Sad to say, all that we as modern readers learn in this book about the art of writing of letters is wasted on us now, since we live in the age of the Internet and the e-mail, and practically nobody writes letters anymore.

Playing the Game of Omniscience

Putting together a fiction book based largely on researching written correspondence creates a number of technical problems. Constructing such a novel is not as hard as raising a monumental rock in a marshland and transporting it to St. Petersburg, but ways must be figured out to get the structure right. Happily, the narrative voice of the book tiptoes successfully around these difficulties and produces a well-structured artifact. Some of the action of the novel is moved along by imaginary conversations between Marino and his second wife Stephanie. We get a lot of passages such as “Marino later told Stephanie.” To a lesser extent this same method is applied to conversations between Marino and his son Giorgio. As noted above, Marino’s first wife Elena, the Greek woman he marries at age thirty-six in St. Petersburg, remains, largely, a cipher, but scenes describing Stephanie’s interactions with Marino enable the author to make a rounded character of her.

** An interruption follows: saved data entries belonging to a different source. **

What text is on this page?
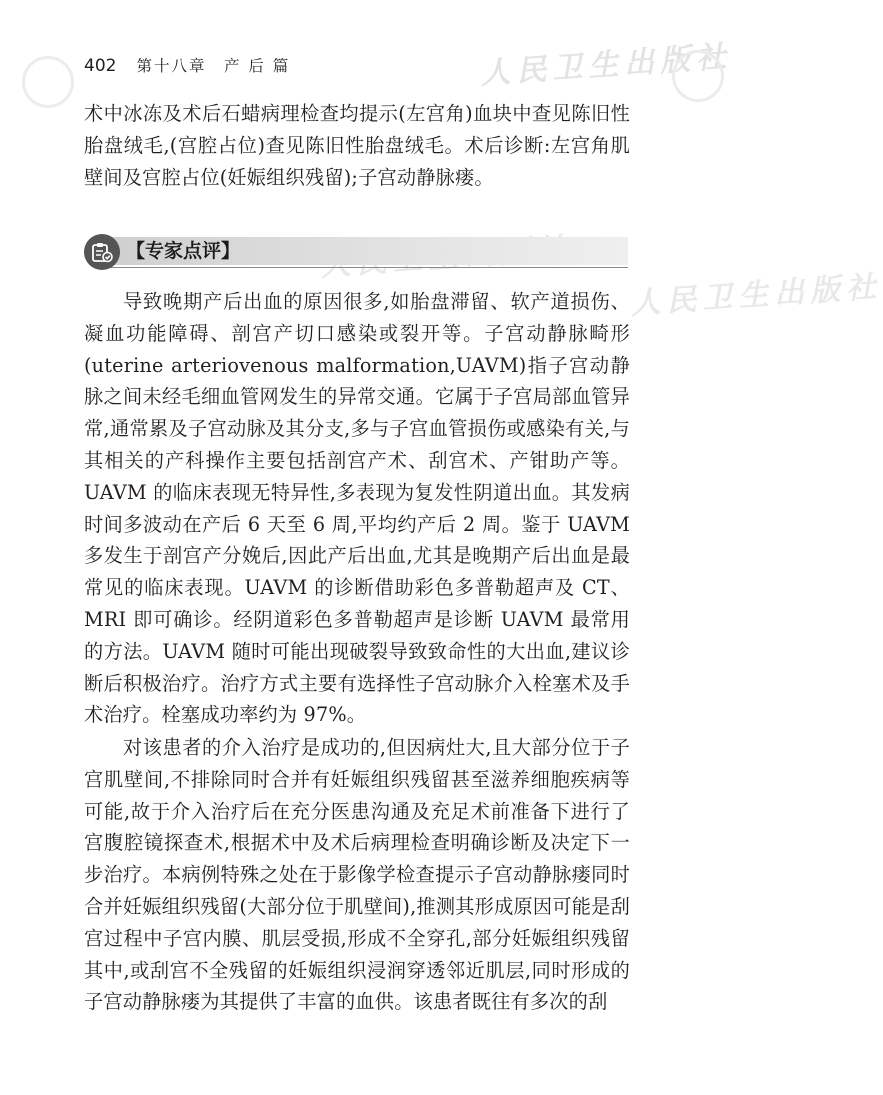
人民卫生出版社
人民卫生出版社
402 第十八章　产 后 篇

术中冰冻及术后石蜡病理检查均提示(左宫角)血块中查见陈旧性胎盘绒毛,(宫腔占位)查见陈旧性胎盘绒毛。术后诊断:左宫角肌壁间及宫腔占位(妊娠组织残留);子宫动静脉瘘。

【专家点评】

导致晚期产后出血的原因很多,如胎盘滞留、软产道损伤、凝血功能障碍、剖宫产切口感染或裂开等。子宫动静脉畸形(uterine arteriovenous malformation,UAVM)指子宫动静脉之间未经毛细血管网发生的异常交通。它属于子宫局部血管异常,通常累及子宫动脉及其分支,多与子宫血管损伤或感染有关,与其相关的产科操作主要包括剖宫产术、刮宫术、产钳助产等。UAVM 的临床表现无特异性,多表现为复发性阴道出血。其发病时间多波动在产后 6 天至 6 周,平均约产后 2 周。鉴于 UAVM 多发生于剖宫产分娩后,因此产后出血,尤其是晚期产后出血是最常见的临床表现。UAVM 的诊断借助彩色多普勒超声及 CT、MRI 即可确诊。经阴道彩色多普勒超声是诊断 UAVM 最常用的方法。UAVM 随时可能出现破裂导致致命性的大出血,建议诊断后积极治疗。治疗方式主要有选择性子宫动脉介入栓塞术及手术治疗。栓塞成功率约为 97%。

对该患者的介入治疗是成功的,但因病灶大,且大部分位于子宫肌壁间,不排除同时合并有妊娠组织残留甚至滋养细胞疾病等可能,故于介入治疗后在充分医患沟通及充足术前准备下进行了宫腹腔镜探查术,根据术中及术后病理检查明确诊断及决定下一步治疗。本病例特殊之处在于影像学检查提示子宫动静脉瘘同时合并妊娠组织残留(大部分位于肌壁间),推测其形成原因可能是刮宫过程中子宫内膜、肌层受损,形成不全穿孔,部分妊娠组织残留其中,或刮宫不全残留的妊娠组织浸润穿透邻近肌层,同时形成的子宫动静脉瘘为其提供了丰富的血供。该患者既往有多次的刮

Mentioned early on, Stephanie comes into focus gradually—we do not even learn her surname, Vautez, until two thirds of the way through the narrative. Her visit to the family home in Cephalonia and the cool reception she receives is described before we know much about her—but by the end of the book she has become a central, and sympathetic character.

Not easy to do, making sympathetic this woman, who at one point informs Marino that “There’s nothing wrong with sleeping your way to where you want to be.” The narrator cannot reveal things about Stephanie through the letters she writes, since Stephanie does not write letters. Rather, the narrator builds this sympathy largely through the card of omniscience, which she/he holds but plays delicately.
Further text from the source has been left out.